Que fera Agnès Buzyn soudain confrontée à une épidémie de cris d’alarme hospitaliers? 

Bonjour

Suppliques et doléances hospitalières dans toute la France. Les applaudissements médiatisés ayant salué le plan « Ma santé 2022 » ne sont plus. Rideau tiré et retour à la triste réalité du dénuement et de la perte d’identité. Et déjà un événement auquel est directement confronté le gouvernement ; face aux importantes difficultés auxquelles sont confrontés les établissements de santé et médico-sociaux, les quatre fédérations hospitalières (FEHAP, FHF, FHP, Unicancer) ont pour la première fois décidé d’unir leurs voix. Conférence de presse le mardi 6 novembre à 14H30. Objectif : « lancer un cri d’alarme sur la dégradation des conditions d’activités de soins dans leurs établissements ».

« En effet, même si l’ensemble des fédérations saluent les ambitions du Plan ‘’Ma santé 2022’’, ces mesures ne pourront produire leurs effets que dans quelques années. L’urgence est aujourd’hui de donner enfin aux établissements de santé les moyens indispensables pour continuer à remplir pleinement les missions au service des patients, à prodiguer à tous et partout la même qualité des soins, et à investir pour opérer les transformations indispensables des établissements. »

Antoine Dubout, président de la FEHAP, Frédéric Valletoux, président de la FHF, Lamine Gharbi, président de la FHP et le Professeur Patrice Viens, président d’Unicancer, présenteront lors de cette conférence de presse les propositions qu’ils portent d’une seule et même voix. Une voix unissant public et privé, également angoissé.

Dans le même temps la Conférence nationale des présidents de commission médicale d’établissement (CME) des centres hospitaliers vient de publier une enquête 1  édifiante sur le moral altéré des troupes médicales et la situation budgétaire dégradée dans 192 hôpitaux – hors CHU. Présidée par le Dr Thierry Godeau (CH de La Rochelle) la conférence fait état d’une « situation très inquiétante » dans ces établissements de petite ou moyenne taille (42 % ont un budget annuel inférieur à 60 millions d’euros).
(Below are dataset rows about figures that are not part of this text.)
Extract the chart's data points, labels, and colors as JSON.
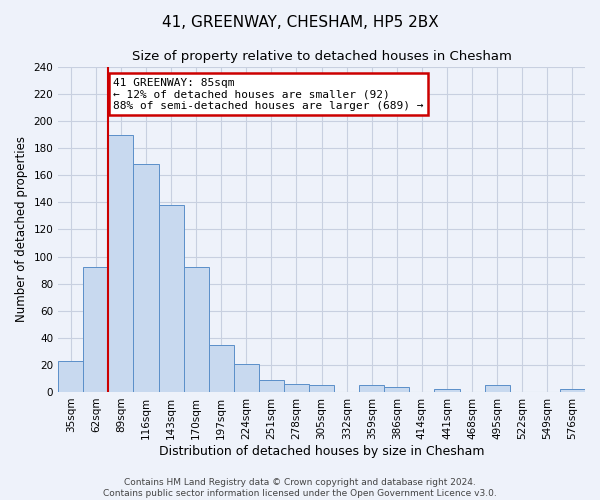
{
  "title": "41, GREENWAY, CHESHAM, HP5 2BX",
  "subtitle": "Size of property relative to detached houses in Chesham",
  "xlabel": "Distribution of detached houses by size in Chesham",
  "ylabel": "Number of detached properties",
  "bar_labels": [
    "35sqm",
    "62sqm",
    "89sqm",
    "116sqm",
    "143sqm",
    "170sqm",
    "197sqm",
    "224sqm",
    "251sqm",
    "278sqm",
    "305sqm",
    "332sqm",
    "359sqm",
    "386sqm",
    "414sqm",
    "441sqm",
    "468sqm",
    "495sqm",
    "522sqm",
    "549sqm",
    "576sqm"
  ],
  "bar_values": [
    23,
    92,
    190,
    168,
    138,
    92,
    35,
    21,
    9,
    6,
    5,
    0,
    5,
    4,
    0,
    2,
    0,
    5,
    0,
    0,
    2
  ],
  "bar_color": "#c8d9ef",
  "bar_edge_color": "#5b8fc9",
  "vline_color": "#cc0000",
  "annotation_line1": "41 GREENWAY: 85sqm",
  "annotation_line2": "← 12% of detached houses are smaller (92)",
  "annotation_line3": "88% of semi-detached houses are larger (689) →",
  "annotation_box_color": "#ffffff",
  "annotation_box_edge_color": "#cc0000",
  "ylim": [
    0,
    240
  ],
  "yticks": [
    0,
    20,
    40,
    60,
    80,
    100,
    120,
    140,
    160,
    180,
    200,
    220,
    240
  ],
  "footer1": "Contains HM Land Registry data © Crown copyright and database right 2024.",
  "footer2": "Contains public sector information licensed under the Open Government Licence v3.0.",
  "background_color": "#eef2fa",
  "grid_color": "#c8d0e0",
  "title_fontsize": 11,
  "subtitle_fontsize": 9.5,
  "xlabel_fontsize": 9,
  "ylabel_fontsize": 8.5,
  "tick_fontsize": 7.5,
  "footer_fontsize": 6.5,
  "annotation_fontsize": 8
}
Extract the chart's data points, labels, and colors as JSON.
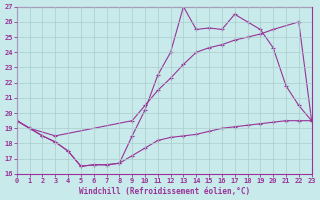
{
  "xlabel": "Windchill (Refroidissement éolien,°C)",
  "bg_color": "#c8eaea",
  "grid_color": "#aacccc",
  "line_color": "#993399",
  "xlim": [
    0,
    23
  ],
  "ylim": [
    16,
    27
  ],
  "yticks": [
    16,
    17,
    18,
    19,
    20,
    21,
    22,
    23,
    24,
    25,
    26,
    27
  ],
  "xticks": [
    0,
    1,
    2,
    3,
    4,
    5,
    6,
    7,
    8,
    9,
    10,
    11,
    12,
    13,
    14,
    15,
    16,
    17,
    18,
    19,
    20,
    21,
    22,
    23
  ],
  "series1_x": [
    0,
    1,
    2,
    3,
    4,
    5,
    6,
    7,
    8,
    9,
    10,
    11,
    12,
    13,
    14,
    15,
    16,
    17,
    18,
    19,
    20,
    21,
    22,
    23
  ],
  "series1_y": [
    19.5,
    19.0,
    18.5,
    18.1,
    17.5,
    16.5,
    16.6,
    16.6,
    16.7,
    17.2,
    17.7,
    18.2,
    18.4,
    18.5,
    18.6,
    18.8,
    19.0,
    19.1,
    19.2,
    19.3,
    19.4,
    19.5,
    19.5,
    19.5
  ],
  "series2_x": [
    0,
    1,
    3,
    9,
    10,
    11,
    12,
    13,
    14,
    15,
    16,
    17,
    18,
    19,
    20,
    22,
    23
  ],
  "series2_y": [
    19.5,
    19.0,
    18.5,
    19.5,
    20.5,
    21.5,
    22.3,
    23.2,
    24.0,
    24.3,
    24.5,
    24.8,
    25.0,
    25.2,
    25.5,
    26.0,
    19.5
  ],
  "series3_x": [
    0,
    1,
    2,
    3,
    4,
    5,
    6,
    7,
    8,
    9,
    10,
    11,
    12,
    13,
    14,
    15,
    16,
    17,
    18,
    19,
    20,
    21,
    22,
    23
  ],
  "series3_y": [
    19.5,
    19.0,
    18.5,
    18.1,
    17.5,
    16.5,
    16.6,
    16.6,
    16.7,
    18.5,
    20.2,
    22.5,
    24.0,
    27.0,
    25.5,
    25.6,
    25.5,
    26.5,
    26.0,
    25.5,
    24.3,
    21.8,
    20.5,
    19.5
  ]
}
« Selon les remontées déclaratives des médecins, 78,5 % des établissements accusent un déficit, 16,8 % sont à l’équilibre et 4,7 % seulement affichent un excédent. 41,6 % des hôpitaux enregistrent un déficit supérieur à 3 % de leur budget, résume Le Quotidien du Médecin (Anne Bayle-Iniguez).  Mais surtout, trois présidents de CME sur quatre (76 %) estiment que leur employeur ne dispose pas de ‘’marges de manœuvre significatives’’ pour retrouver l’équilibre budgétaire. »

Moral médical profondément altéré

« Si les résultats définitifs seront probablement minorés en fin d’année par des mesures techniques qui touchent à leur limite (reprise sur provision, dégel éventuel des dotations, etc.), cela traduit la désespérance régnant dans la majorité des établissements (…) L’orthodoxie budgétaire supplée les enjeux de qualité des soins et de réponses aux besoins des usagers. Au point que la politique de recherche d’économies devient, pour les structures,  insoutenable ».

Dans ce contexte, le moral des praticiens hospitaliers (PH) est « profondément altéré ». Ils sont 72,4 % à manifester des « difficultés de fidélisation avec une accentuation des départs de praticiens ». Loin d’être nouvelle, la problématique de la pénurie médicale « s’aggrave ». Des « déserts hospitaliers » apparaissent et même « s’étendent avec l’arrêt d’activités hospitalières de proximité par manque de médecins ».

Corollaire : les présidents de CME sont également préoccupés par le « malaise hospitalier » actuel, qui se traduit par une augmentation des signalements des risques psychosociaux à l’hôpital, la « violence » de certains mouvements sociaux (grève dure et de longue durée, séquestration, grève de la faim, etc.) et la démission de responsables médicaux, « autant de signaux d’alertes qui devraient pourtant pousser à agir sans attendre ».

Or ces praticiens estiment qu’à ce stade, « visiblement rien » n’est fait par le gouvernement pour répondre à court terme au trouble hospitalier.  Et d’en appeler solennellement le gouvernement à revoir sa copie s’il veut éviter de « laisser l’hôpital mourir dans l’indifférence ». Agnès Buzyn ne manque jamais une occasion pour rappeler qu’elle connaît bien le monde et le système hospitalier auquel elle se dit attachée. Le moment est venu, au-delà de quelques services de l’AP-HP, de le démontrer.

A demain

@jynau

1 Enquête menée du 26 septembre au 8 octobre auprès de 192 présidents de CME de centres hospitaliers.